# 6mo starting waking up at night



## OxfordVizsla (Dec 13, 2020)

Hi Everyone

I'm hoping for a bit of advice. Our 6mo old male viz has recently starting waking up and crying 5/6 times during the night. This has been going on for the last 7 nights.

He sleeps in a crate in the lounge and has done since 8wks old. Other than the odd night he needs to toilet he sleeps through from around 10pm to 5/6am.

The only real change I can pin point is that we have recently started to let him sit on the sofa with us in the evening rather than a bed on the floor. He loves a cuddle and its making me think that he's got used to that and then wakes up in the night because he misses us?

He gets a lot of exercise so I am very confident that isn't the cause.

When he wakes we are following the same routine as the initial crate training. Outside for the toilet and straight back in the crate. Sometimes before you've even left the room he can start crying. We have to sit in the room and talk to him for a few minutes before he'll settle.

He has a command word for settling where he'll lie down and generally relax so we use that but it makes no difference in the crate at night.

I appreciate they are velcro dogs and love their humans but lots sleep away from their owners so I do not want that to change.
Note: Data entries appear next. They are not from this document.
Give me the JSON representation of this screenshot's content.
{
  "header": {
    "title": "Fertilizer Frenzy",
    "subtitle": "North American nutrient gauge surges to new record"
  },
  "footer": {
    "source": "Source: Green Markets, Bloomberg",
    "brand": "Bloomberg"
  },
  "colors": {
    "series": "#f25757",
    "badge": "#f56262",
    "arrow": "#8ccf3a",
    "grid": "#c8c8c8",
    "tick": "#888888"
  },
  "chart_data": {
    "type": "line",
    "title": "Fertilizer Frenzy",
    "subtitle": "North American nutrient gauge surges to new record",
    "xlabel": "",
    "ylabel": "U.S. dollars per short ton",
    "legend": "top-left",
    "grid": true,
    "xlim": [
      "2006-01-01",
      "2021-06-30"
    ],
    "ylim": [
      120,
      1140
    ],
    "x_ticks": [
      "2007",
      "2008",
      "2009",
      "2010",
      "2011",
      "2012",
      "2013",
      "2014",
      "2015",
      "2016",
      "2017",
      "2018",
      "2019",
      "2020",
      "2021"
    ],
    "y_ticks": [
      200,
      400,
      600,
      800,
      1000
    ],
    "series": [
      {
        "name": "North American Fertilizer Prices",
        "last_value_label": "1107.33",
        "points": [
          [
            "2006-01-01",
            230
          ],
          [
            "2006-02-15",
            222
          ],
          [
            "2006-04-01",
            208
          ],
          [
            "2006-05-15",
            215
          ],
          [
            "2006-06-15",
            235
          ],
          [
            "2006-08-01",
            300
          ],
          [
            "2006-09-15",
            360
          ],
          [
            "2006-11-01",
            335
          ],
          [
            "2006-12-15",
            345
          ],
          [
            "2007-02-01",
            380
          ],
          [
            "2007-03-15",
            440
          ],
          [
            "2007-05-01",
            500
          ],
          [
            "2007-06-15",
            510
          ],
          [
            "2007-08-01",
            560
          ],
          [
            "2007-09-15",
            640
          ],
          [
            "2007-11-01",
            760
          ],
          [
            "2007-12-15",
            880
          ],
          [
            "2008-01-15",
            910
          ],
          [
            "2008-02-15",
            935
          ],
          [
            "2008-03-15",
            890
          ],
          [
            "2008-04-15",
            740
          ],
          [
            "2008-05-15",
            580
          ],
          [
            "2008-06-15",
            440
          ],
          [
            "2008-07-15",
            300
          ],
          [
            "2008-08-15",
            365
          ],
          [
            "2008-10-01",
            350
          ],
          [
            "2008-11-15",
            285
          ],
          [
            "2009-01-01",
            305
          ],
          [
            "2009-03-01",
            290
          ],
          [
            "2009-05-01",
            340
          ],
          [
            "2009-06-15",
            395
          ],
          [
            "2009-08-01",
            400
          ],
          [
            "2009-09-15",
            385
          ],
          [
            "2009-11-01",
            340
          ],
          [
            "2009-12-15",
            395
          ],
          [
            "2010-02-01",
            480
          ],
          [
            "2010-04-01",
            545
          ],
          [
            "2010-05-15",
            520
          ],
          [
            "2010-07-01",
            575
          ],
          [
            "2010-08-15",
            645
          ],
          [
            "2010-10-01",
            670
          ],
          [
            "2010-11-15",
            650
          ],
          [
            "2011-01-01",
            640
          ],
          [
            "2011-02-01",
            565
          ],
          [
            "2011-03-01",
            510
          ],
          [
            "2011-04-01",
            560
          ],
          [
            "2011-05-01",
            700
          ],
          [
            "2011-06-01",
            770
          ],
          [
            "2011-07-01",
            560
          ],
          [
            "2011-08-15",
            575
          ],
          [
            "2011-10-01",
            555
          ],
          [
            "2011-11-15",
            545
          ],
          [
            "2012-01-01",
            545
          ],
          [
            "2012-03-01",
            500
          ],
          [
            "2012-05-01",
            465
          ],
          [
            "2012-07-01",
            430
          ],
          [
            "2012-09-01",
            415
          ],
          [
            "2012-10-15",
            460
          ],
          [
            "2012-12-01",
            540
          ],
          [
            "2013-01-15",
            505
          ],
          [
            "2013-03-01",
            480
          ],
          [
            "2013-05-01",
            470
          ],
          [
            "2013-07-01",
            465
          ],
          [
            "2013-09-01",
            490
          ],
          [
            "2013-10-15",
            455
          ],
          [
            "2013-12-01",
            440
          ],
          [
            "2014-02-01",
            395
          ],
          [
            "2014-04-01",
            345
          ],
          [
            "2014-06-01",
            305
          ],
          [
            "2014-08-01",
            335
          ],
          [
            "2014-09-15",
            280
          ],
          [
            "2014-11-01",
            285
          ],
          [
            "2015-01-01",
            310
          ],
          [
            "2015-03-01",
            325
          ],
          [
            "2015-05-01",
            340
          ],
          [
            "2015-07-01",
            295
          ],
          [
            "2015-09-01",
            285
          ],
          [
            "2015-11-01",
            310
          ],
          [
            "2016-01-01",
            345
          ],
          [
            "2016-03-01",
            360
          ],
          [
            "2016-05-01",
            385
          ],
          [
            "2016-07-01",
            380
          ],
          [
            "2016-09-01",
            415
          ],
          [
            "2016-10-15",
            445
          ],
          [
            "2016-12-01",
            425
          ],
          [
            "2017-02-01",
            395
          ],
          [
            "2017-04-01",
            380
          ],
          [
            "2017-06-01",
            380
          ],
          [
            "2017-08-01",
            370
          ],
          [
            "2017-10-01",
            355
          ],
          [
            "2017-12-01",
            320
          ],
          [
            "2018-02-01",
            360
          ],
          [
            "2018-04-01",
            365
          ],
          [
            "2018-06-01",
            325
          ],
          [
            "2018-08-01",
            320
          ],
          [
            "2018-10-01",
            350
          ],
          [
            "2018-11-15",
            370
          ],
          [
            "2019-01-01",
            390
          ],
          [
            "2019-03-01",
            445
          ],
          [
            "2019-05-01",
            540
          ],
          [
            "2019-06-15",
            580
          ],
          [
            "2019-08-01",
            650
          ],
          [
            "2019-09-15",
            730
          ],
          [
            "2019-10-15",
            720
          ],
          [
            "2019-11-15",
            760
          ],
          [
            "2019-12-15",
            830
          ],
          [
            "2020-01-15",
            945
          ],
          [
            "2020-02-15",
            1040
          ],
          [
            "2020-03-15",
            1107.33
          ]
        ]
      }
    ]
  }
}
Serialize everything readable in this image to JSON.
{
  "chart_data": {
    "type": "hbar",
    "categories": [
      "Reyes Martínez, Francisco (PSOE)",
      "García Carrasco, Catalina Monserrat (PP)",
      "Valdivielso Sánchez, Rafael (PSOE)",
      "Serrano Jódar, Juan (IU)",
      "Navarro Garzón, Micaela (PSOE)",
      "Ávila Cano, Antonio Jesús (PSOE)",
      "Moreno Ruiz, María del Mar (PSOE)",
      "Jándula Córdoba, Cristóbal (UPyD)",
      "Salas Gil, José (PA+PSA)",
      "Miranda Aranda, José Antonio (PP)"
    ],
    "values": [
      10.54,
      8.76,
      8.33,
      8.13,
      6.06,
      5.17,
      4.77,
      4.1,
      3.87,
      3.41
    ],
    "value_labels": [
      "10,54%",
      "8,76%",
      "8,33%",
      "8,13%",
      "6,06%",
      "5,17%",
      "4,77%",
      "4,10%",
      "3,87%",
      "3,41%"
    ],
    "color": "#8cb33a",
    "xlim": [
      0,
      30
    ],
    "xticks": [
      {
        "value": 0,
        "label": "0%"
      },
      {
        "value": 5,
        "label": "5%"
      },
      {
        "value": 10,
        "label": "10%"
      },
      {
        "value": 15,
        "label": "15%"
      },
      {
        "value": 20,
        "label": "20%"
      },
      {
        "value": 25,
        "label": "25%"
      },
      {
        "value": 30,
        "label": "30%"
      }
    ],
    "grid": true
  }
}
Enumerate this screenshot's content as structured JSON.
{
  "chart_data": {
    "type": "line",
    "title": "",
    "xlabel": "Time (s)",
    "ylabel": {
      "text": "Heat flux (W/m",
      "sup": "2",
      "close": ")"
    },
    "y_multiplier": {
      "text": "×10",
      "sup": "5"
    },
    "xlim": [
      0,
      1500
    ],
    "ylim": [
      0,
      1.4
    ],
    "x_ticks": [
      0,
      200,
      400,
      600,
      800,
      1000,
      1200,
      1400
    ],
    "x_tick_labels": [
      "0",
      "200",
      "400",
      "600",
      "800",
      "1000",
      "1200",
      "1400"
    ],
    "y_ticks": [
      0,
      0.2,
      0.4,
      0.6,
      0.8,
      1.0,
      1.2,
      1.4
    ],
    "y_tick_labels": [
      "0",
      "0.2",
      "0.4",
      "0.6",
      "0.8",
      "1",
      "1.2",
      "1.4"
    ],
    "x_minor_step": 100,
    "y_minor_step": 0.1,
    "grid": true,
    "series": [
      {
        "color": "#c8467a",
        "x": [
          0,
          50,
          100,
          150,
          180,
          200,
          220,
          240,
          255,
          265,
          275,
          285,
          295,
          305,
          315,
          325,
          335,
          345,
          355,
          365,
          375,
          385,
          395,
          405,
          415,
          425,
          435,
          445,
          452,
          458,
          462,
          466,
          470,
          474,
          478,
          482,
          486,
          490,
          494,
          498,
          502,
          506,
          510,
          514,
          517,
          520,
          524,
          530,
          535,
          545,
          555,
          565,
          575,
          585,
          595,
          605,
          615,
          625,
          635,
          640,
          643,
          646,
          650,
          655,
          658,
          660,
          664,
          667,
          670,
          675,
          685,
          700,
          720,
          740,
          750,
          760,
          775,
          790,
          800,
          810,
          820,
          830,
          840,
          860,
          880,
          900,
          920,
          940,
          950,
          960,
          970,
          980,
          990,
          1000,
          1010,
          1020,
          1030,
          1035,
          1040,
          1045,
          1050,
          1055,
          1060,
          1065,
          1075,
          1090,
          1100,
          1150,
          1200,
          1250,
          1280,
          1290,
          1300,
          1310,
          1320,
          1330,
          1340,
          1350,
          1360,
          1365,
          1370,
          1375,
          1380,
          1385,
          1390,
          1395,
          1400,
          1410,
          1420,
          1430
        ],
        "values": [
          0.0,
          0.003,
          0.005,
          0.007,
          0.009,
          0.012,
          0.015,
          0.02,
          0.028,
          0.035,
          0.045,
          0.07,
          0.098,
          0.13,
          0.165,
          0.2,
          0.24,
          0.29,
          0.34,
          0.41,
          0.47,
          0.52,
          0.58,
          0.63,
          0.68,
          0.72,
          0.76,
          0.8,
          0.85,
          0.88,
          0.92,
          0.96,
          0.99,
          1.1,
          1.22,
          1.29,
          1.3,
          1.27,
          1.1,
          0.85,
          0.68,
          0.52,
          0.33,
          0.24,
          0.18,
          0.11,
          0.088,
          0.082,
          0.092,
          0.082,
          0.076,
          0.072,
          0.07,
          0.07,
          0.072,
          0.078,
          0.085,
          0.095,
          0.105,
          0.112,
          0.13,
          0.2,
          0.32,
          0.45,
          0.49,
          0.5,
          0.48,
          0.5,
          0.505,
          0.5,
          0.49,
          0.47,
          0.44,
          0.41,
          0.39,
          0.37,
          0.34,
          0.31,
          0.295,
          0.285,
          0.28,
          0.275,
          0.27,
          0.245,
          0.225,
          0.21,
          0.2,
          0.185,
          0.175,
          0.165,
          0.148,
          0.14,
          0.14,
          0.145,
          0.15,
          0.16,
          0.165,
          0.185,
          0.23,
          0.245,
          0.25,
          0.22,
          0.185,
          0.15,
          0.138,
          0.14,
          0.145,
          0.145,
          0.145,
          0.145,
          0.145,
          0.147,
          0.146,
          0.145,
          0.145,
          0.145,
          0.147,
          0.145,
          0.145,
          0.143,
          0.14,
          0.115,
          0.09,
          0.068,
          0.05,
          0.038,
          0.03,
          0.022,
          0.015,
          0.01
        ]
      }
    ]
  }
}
Any advise you have would be greatly appreciated.

Thanks


----------



## SJD (Mar 15, 2021)

Hi J. 
many advice for me? I have a copy and past story - tho my girl is only 5months. 
Ive posted a thread - but see you’ve had no luck, so not confident I’ll get any help. Did you? Can you help me as your 6/7 months ahead of use!! 🙏🏼


----------



## OxfordVizsla (Dec 13, 2020)

Hi SJD,

Unfortunately, I didn't get the resolution I wanted. For us, it was the crate he was unhappy with. About a month after the original post and no change in his behaviour we let him sleep out of his crate and he instantly stopped crying. We can now go to bed as early as 9pm and he'll be quiet until about 6/7am. But this only works if he is able to roam downstairs, if we lock him in a room he cries. Even though his bed is in the lounge and he stays in there most of the night he doesn't like the door being closed. I know this is going to cause us a problem when we stay away from home but we'll just have to deal with it.

I have just read your other post and it sounds like my experience might not help if she can already freely roam, it is just she doesn't like being away from you?

We did find that when we are in the same room making him sit in a bed rather than on the sofa next to us has helped a lot. He is still allowed on the sofa but we try to make sure it's only for an hour and then we make him sit in his bed.

I hope some of this helps you, I truly feel what you're going through.


----------



## SJD (Mar 15, 2021)

THANKYOU for the reply.
So helpful! 🙏🏼❤🐕


----------